In the years that followed, the reputation of the units that were raised from Schuylkill County only grew. In 1863, a song-writer and musician in Philadelphia decided to croon about the bravery of these gallant soldiers of the Coal Region. Though the date of this song’s creation is unknown, clues within the lyrics suggest that this was written in the spring of 1863, during or immediately after the Battle of Chancellorsville.

It refers to the bravery of the officers who led the 48th, 50th, 96th, and 129th Pennsylvania regiments and the 7th Pennsylvania Cavalry.
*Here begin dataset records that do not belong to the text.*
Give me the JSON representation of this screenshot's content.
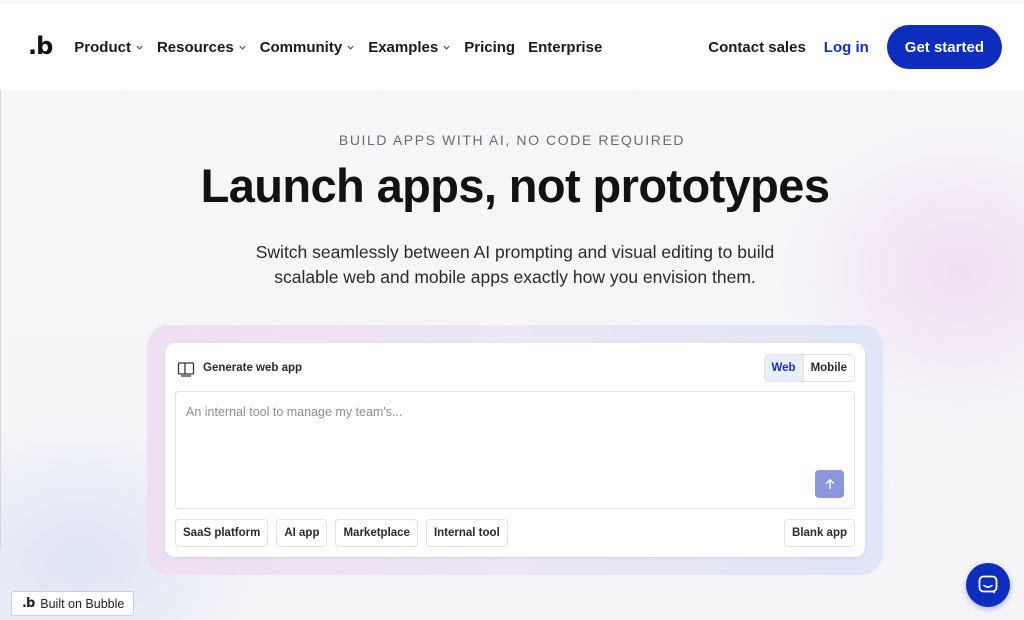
{
  "brand": {
    "logo": ".b"
  },
  "nav": {
    "items": [
      {
        "label": "Product",
        "has_dropdown": true
      },
      {
        "label": "Resources",
        "has_dropdown": true
      },
      {
        "label": "Community",
        "has_dropdown": true
      },
      {
        "label": "Examples",
        "has_dropdown": true
      },
      {
        "label": "Pricing",
        "has_dropdown": false
      },
      {
        "label": "Enterprise",
        "has_dropdown": false
      }
    ],
    "contact_sales": "Contact sales",
    "login": "Log in",
    "get_started": "Get started"
  },
  "hero": {
    "eyebrow": "BUILD APPS WITH AI, NO CODE REQUIRED",
    "headline": "Launch apps, not prototypes",
    "sub_line1": "Switch seamlessly between AI prompting and visual editing to build",
    "sub_line2": "scalable web and mobile apps exactly how you envision them."
  },
  "generator": {
    "label": "Generate web app",
    "toggle": {
      "web": "Web",
      "mobile": "Mobile",
      "selected": "Web"
    },
    "placeholder": "An internal tool to manage my team's...",
    "chips": [
      "SaaS platform",
      "AI app",
      "Marketplace",
      "Internal tool"
    ],
    "blank_app": "Blank app"
  },
  "badge": {
    "mark": ".b",
    "label": "Built on Bubble"
  },
  "colors": {
    "brand_blue": "#0d2dbd",
    "send_button": "#8b97da",
    "web_toggle_bg": "#e8eefc"
  },
  "icons": {
    "generate": "book-open-icon",
    "send": "arrow-up-icon",
    "chat": "chat-bubble-icon",
    "dropdown": "chevron-down-icon"
  }
}
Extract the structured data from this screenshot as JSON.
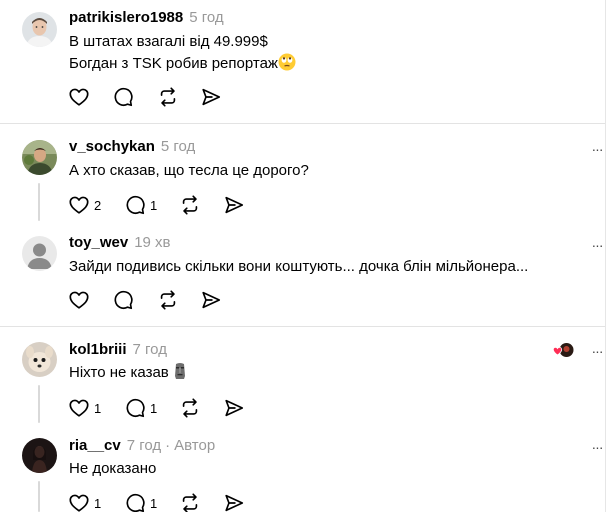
{
  "colors": {
    "muted": "#999999",
    "divider": "#e3e3e3",
    "like_red": "#ff2d55"
  },
  "posts": [
    {
      "username": "patrikislero1988",
      "time": "5 год",
      "lines": [
        "В штатах взагалі від 49.999$",
        "Богдан з TSK робив репортаж"
      ],
      "emoji": "face-with-rolling-eyes",
      "likes": "",
      "replies": ""
    },
    {
      "username": "v_sochykan",
      "time": "5 год",
      "lines": [
        "А хто сказав, що тесла це дорого?"
      ],
      "likes": "2",
      "replies": "1"
    },
    {
      "username": "toy_wev",
      "time": "19 хв",
      "lines": [
        "Зайди подивись скільки вони коштують... дочка блін мільйонера..."
      ],
      "likes": "",
      "replies": ""
    },
    {
      "username": "kol1briii",
      "time": "7 год",
      "lines": [
        "Ніхто не казав"
      ],
      "emoji": "moai",
      "likes": "1",
      "replies": "1"
    },
    {
      "username": "ria__cv",
      "time": "7 год",
      "separator": "·",
      "badge": "Автор",
      "lines": [
        "Не доказано"
      ],
      "likes": "1",
      "replies": "1"
    }
  ],
  "icons": {
    "like": "heart-icon",
    "reply": "comment-icon",
    "repost": "repost-icon",
    "share": "send-icon",
    "more": "more-icon"
  }
}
Though there is no tune listed that this song was meant to accompany, by the lyrical patterns, this could possibly have been arranged to “The Bonnie Blue Flag.” That song, written as a Confederate war anthem, was often appropriated by Northern song-writers for their own cause.

From the collections of the Library Company of Philadelphia and the Library of Congress

OUR Pottsville Volunteers

Composed and Sung by L. C. Crosland. 

 

Come, freemen lend an ear, I’ll sing to you a lay; 

Our Army has been moving, marching on the way; 

The column is in motion, the stars and stripes appears, 

Among them is our gallant men, Our Pottsville Volunteers. 

 

Our soldiers they have gone to war, and left their homes and wives, 

In defence of our country’s cause, they’ve sacrificed their lives, 

Their battle-flag is hoisted, so proudly it appears, 

‘Tis carried by a noble band, our Pottsville Volunteers. 

 

At Newbern, North Carolina, the rebels shared their fate, 

‘Twas there where Gen. Nagle he led the 48th; 

The rebels they were put to rout and scattered into fears, 

For they could’nt stand the press of our Pottsville Volunteers. 
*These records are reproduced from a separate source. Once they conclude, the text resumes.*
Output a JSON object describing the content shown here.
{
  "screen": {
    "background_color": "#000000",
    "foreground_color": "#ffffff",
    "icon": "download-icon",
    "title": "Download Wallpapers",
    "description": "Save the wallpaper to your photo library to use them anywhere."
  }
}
General James Nagle (48th Pennsylvania Blog)

 When first we met disaster ’twas at the battle of Bull Run, 

The teamsters they skedaddled, and scattered all to fun; 

The rebels they were routed, but our men they had no fears— 

For they knew we had some Union boys, our Pottsville Volunteers. 

 

They thought McClellan fast asleep, now just see what he done; 

He led our large army and marched on Bull Run; 

The rebels they skedaddled, and scattered into fears— 

For they knew we had some Union boys, our Pottsville Volunteers. 

 

A victory comes to show how well our boys do fight, 

Yorktown we have taken, and put the foe to flight; 

The rebels have evacuated, and scooted off like deers— 

For they could’nt stand the press of our Pottsville Volunteers. 

 

At Malvern Hills you all well know the rebels were badly fixed; 

‘Twas there where Col. Cake, he led the 96th; 

The Rebels they are routed, and scoot off like deers— 

For they could’nt stand a charge from our Pottsville Volunteers. 
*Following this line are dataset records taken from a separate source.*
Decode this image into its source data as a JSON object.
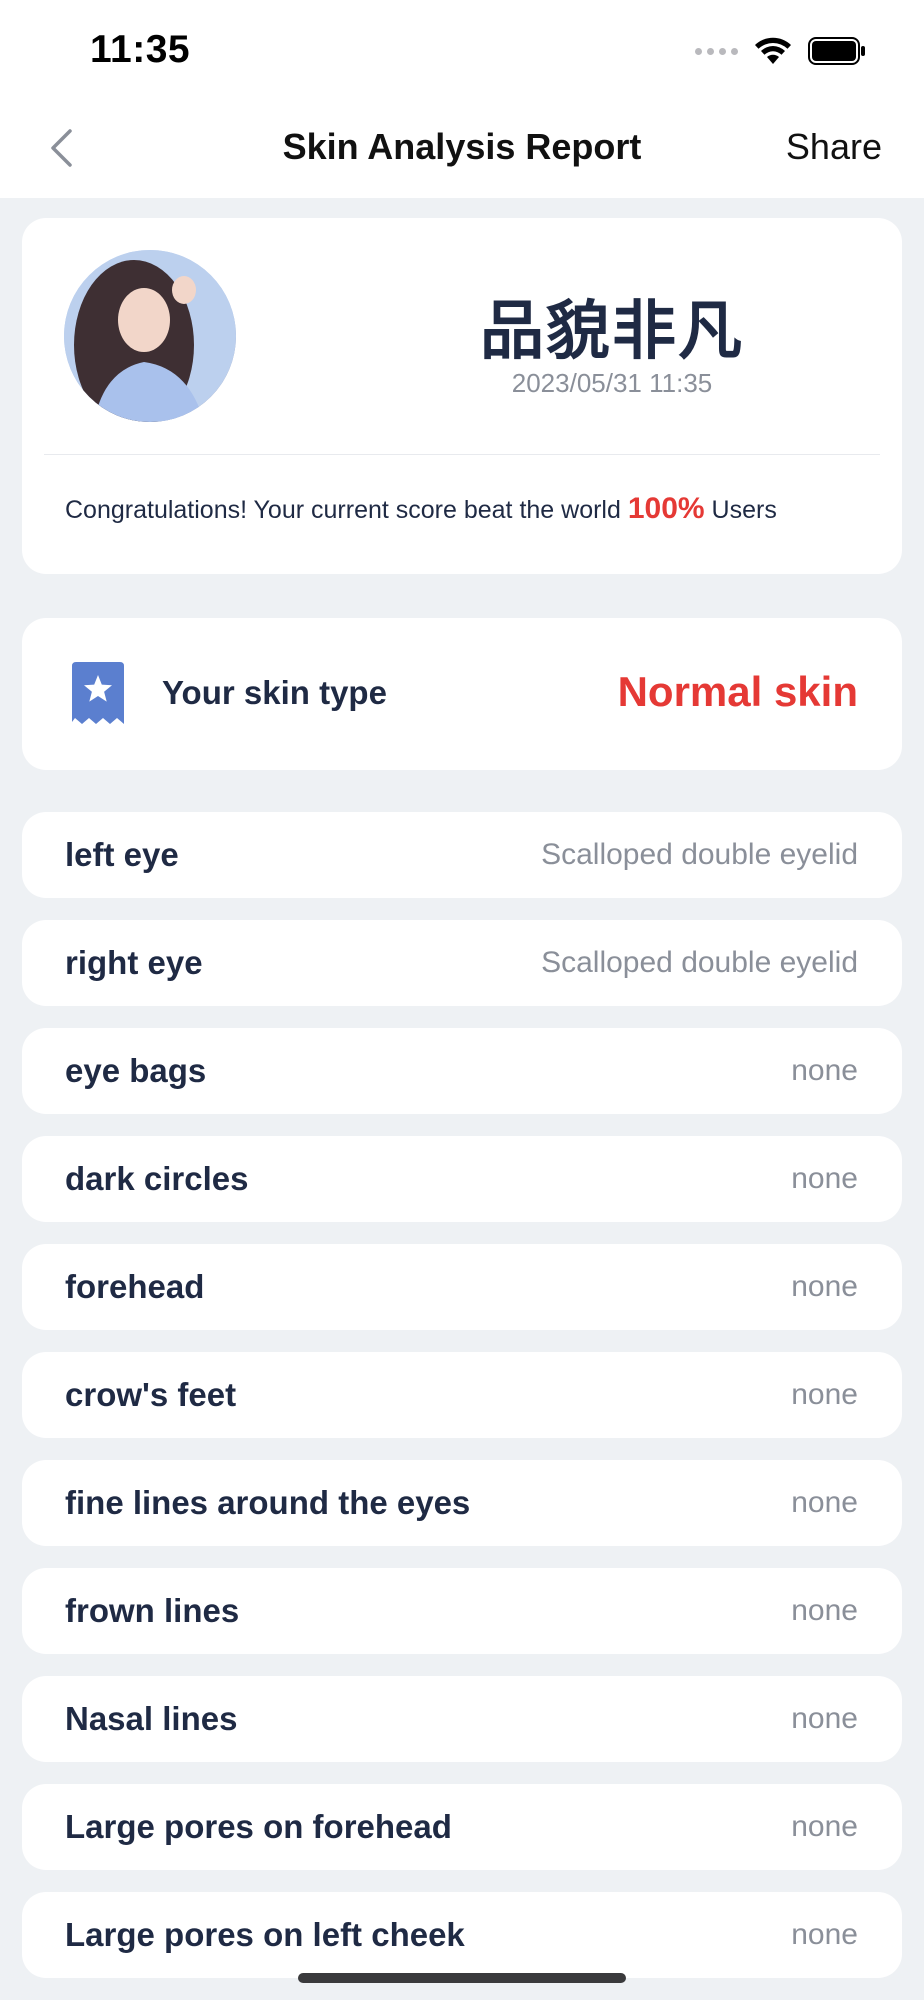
{
  "status_bar": {
    "time": "11:35"
  },
  "nav": {
    "title": "Skin Analysis Report",
    "share_label": "Share"
  },
  "profile": {
    "name": "品貌非凡",
    "date": "2023/05/31 11:35",
    "congrats_prefix": "Congratulations! Your current score beat the world",
    "congrats_percent": "100%",
    "congrats_suffix": "Users"
  },
  "skin_type": {
    "label": "Your skin type",
    "value": "Normal skin",
    "value_color": "#e53935",
    "icon": "ribbon-star-icon",
    "icon_color": "#5b7fcf"
  },
  "attributes": [
    {
      "label": "left eye",
      "value": "Scalloped double eyelid"
    },
    {
      "label": "right eye",
      "value": "Scalloped double eyelid"
    },
    {
      "label": "eye bags",
      "value": "none"
    },
    {
      "label": "dark circles",
      "value": "none"
    },
    {
      "label": "forehead",
      "value": "none"
    },
    {
      "label": "crow's feet",
      "value": "none"
    },
    {
      "label": "fine lines around the eyes",
      "value": "none"
    },
    {
      "label": "frown lines",
      "value": "none"
    },
    {
      "label": "Nasal lines",
      "value": "none"
    },
    {
      "label": "Large pores on forehead",
      "value": "none"
    },
    {
      "label": "Large pores on left cheek",
      "value": "none"
    }
  ]
}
Colonel Henry L. Cake of the 96th Pennsylvania (Library of Congress)

Our next move was for Richmond, and then to Charleston, 

To plant the flag on Sumpter’s walls, where first this war began; 

Then traitors they shall die, and treason soon disappears— 

We’ll rally round that good old flag, our Pottsville Volunteers. 

 

In Nashville, Tennessee, the foe was put to flight, 

‘Twas there where Col. Wynkoop, he made the Rebels fight; 

He made them all skedaddle and shout into fears— 

We cant stand the sabres of The Pottsville Volunteers. 

Colonel George C. Wynkoop, 7th Pennsylvania Cavalry (Find-A-Grave)

 At Fredericksburg the other day, I’m sure you all do know, 

‘Twas there where Gen. Hooker, he fought the retreating foe; 

The enemy was routed, and thrown into fears— 

For they soon found out the spirit of our Pottsville Volunteers. 

 

The rebels they were positive that they would us all lick, 

But indeed they was mistaken when they met with Col. Frick; 

He made them all skedaddle and scoot off like deers— 

For they could’nt stand the press of our Pottsville Volunteers. 

Colonel Jacob G. Frick of the 129th Pennsylvania

 When first they crossed the river, the Rebels at them did point, 

Until they received a volley from the 129th; 

It made them all give up, and run into fears— 

For they couldn’t stand a volley from our Pottsville Volunteers. 

 

But still we cheer our Generals, who our battles they have planned, 

We’ll not forget the gallant men who followed their command; 

And those that read our history will say in future years— 

God bless the dead of our gallant men, our Pottsville Volunteers. 

 

H Johnson, Printer, No. 7 North 10th street,Philad’a.


Featured Image: Officers of the 50th Pennsylvania Veteran Volunteer Infantry in 1865. This was a unit made up primarily of men from Schuylkill County.